On Monday, Wall Street was on track for a strong opening, as the European and Asian markets reported gains. Investors appeared to be taking the expected hikes in interest rates in the future in stride, even though prices of crude oil shot up to $120 per barrel. S&P 500 futures and Nasdaq futures both saw gains of 1% and 1.4%, respectively. There was a 50% surge in US-listed shares in Didi Global, which is a ride-hailing company based in China. This happened after a report that Chinese regulators could be gearing up to list the app in their domestic app stores once more.

Thanks to this news, the Seng tech index in Hong Kong recorded gains of 4.6%. European stocks had a firm start from the get go with a 0.9% increase recorded in the STOXX 600 index. With meetings of central banks scheduled ahead in this week and the next, investors turned their attention towards riskier assets. They are hoping that the meetings will provide some clarity on how much slowdown can be expected in economic growth and whether inflation has hit its peak or not. On Thursday, the European Central Bank (ECB) will conduct its policy meeting, but it is not expected to announce a hike in interest rates.
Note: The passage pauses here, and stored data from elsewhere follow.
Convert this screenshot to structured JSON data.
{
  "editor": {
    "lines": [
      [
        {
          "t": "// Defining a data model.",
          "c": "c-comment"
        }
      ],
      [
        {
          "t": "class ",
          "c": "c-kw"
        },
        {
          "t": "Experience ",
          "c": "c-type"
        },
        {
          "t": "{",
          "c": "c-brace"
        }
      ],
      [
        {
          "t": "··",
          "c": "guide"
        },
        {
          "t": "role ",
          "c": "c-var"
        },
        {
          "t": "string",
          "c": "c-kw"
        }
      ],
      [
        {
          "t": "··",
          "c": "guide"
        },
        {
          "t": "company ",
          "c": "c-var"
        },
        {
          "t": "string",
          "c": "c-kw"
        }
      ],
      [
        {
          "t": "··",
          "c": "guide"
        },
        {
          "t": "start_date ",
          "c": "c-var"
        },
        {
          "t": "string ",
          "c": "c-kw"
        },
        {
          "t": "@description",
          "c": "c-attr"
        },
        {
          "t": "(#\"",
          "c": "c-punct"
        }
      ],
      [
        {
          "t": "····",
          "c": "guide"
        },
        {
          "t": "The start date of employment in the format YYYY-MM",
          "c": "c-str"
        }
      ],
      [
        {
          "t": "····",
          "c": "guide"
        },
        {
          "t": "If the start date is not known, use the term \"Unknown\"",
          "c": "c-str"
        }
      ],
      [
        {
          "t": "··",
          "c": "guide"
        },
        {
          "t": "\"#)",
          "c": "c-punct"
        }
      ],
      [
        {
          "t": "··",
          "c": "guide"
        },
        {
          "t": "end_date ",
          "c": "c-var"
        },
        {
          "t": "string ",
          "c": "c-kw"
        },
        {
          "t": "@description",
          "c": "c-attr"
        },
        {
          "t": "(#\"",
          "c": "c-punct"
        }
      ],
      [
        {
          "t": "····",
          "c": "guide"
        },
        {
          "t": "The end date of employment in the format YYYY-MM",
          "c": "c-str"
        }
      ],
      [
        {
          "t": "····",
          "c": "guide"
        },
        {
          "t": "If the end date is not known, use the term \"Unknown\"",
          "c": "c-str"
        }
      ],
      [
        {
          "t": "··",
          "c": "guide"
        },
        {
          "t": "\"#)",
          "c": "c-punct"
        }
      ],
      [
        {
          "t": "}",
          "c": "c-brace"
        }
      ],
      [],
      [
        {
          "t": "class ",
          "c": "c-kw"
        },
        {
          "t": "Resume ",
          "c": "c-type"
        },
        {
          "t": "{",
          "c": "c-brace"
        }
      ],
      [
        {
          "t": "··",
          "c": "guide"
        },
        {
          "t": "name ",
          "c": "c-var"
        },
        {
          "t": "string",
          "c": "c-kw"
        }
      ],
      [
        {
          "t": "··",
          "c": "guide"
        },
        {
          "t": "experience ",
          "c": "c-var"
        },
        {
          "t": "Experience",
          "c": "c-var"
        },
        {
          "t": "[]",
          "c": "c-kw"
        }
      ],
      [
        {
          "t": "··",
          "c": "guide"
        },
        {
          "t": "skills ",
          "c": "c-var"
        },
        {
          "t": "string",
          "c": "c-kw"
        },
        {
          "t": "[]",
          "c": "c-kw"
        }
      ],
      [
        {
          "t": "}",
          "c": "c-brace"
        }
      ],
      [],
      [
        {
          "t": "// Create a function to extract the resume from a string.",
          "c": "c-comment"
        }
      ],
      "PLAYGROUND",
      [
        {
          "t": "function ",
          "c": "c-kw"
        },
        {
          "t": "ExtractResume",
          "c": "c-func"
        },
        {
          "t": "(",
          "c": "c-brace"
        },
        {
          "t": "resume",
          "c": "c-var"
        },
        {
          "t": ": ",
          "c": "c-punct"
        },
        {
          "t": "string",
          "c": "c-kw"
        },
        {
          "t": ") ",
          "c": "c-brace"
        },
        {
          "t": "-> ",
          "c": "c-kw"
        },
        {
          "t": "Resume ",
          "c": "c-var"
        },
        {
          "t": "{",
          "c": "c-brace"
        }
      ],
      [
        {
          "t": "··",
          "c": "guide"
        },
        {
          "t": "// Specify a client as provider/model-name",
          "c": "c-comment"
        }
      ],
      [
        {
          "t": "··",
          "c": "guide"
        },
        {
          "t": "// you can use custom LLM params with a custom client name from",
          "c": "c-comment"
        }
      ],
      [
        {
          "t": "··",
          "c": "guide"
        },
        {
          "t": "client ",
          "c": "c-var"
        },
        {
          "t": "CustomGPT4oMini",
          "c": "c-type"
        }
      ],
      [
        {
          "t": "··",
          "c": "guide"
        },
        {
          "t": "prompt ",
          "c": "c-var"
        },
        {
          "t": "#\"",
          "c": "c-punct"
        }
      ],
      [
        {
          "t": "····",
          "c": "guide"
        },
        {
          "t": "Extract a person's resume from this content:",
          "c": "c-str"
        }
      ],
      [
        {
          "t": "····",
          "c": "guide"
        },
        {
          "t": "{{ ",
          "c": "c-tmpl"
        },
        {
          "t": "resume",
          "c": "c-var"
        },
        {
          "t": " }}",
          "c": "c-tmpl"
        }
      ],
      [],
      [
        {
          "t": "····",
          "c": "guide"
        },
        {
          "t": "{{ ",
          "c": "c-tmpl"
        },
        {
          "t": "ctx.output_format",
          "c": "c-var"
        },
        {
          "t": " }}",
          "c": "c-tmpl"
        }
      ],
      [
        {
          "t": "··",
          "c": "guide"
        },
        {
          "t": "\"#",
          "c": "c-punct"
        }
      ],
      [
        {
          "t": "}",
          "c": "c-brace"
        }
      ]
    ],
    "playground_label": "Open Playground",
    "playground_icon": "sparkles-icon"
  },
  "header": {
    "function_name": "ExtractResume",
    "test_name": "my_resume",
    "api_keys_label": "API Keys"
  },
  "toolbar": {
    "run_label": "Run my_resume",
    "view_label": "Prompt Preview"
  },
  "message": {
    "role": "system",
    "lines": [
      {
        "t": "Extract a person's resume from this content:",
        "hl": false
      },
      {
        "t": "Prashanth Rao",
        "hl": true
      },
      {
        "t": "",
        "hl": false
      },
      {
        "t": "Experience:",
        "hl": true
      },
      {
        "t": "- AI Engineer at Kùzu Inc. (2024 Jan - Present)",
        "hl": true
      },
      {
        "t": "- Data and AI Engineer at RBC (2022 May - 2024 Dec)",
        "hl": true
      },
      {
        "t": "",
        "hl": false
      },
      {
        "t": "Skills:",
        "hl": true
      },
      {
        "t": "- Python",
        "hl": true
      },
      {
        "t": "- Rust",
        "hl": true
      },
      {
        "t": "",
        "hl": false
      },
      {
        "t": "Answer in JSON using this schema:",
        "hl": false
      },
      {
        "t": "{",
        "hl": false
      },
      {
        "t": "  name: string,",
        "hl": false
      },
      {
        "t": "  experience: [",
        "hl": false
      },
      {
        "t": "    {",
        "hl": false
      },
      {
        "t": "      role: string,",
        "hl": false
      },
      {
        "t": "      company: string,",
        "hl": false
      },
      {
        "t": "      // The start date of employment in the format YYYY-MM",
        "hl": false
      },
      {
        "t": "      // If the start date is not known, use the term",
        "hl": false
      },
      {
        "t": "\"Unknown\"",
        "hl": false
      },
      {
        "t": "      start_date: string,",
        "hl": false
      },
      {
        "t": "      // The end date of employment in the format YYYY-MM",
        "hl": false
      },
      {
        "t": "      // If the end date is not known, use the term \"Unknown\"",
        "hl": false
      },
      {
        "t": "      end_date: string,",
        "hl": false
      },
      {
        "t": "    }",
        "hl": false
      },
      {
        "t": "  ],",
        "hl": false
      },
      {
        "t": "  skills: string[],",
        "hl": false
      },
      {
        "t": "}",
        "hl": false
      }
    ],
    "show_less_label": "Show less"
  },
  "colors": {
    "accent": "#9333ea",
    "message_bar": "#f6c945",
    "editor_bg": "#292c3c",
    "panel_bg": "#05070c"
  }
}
That is expected in the next month, but investors do expect the central bank to announce the end of its bond-buying program in the said meeting. Likewise, the US Federal Reserve and the Bank of England (BoE) are also scheduled for their respective meetings next week. Up until now, there is still no certainty whether inflation has really peaked or not, which means that the Fed will continue to increase its interest rates for now. Officials of the central bank have already said that they will not halt the monetary policy tightening until they can see strong evidence of a slowdown in inflation.

There was also a 0.3% increase in the MSCI index, as it managed to hold onto its rebound. There are lots of bearish factors in the market that investors have to take into account. These include the Russia-Ukraine war, increasing interest rates, excessive inflation as well as a higher US dollar. But, the fact that they have turned towards risk-taking showed that they were in for the rewards, as the possibility was high. The S&P 500 has already seen negativity for about seven weeks out of a total eight, but it might be a good time to add risks to portfolios, if people already don’t have a lot of it in their portfolios.

The euro also managed to climb to $1.0724 at the prospect of the European Central Bank (ECB) putting an end to negative rates. This was a bit far-off from $1.0348, even though the currency has been struggling to move past resistance. The dollar had declined to 102 against a basket of major currencies and did not see any change after it had climbed up by 0.4% in the previous week.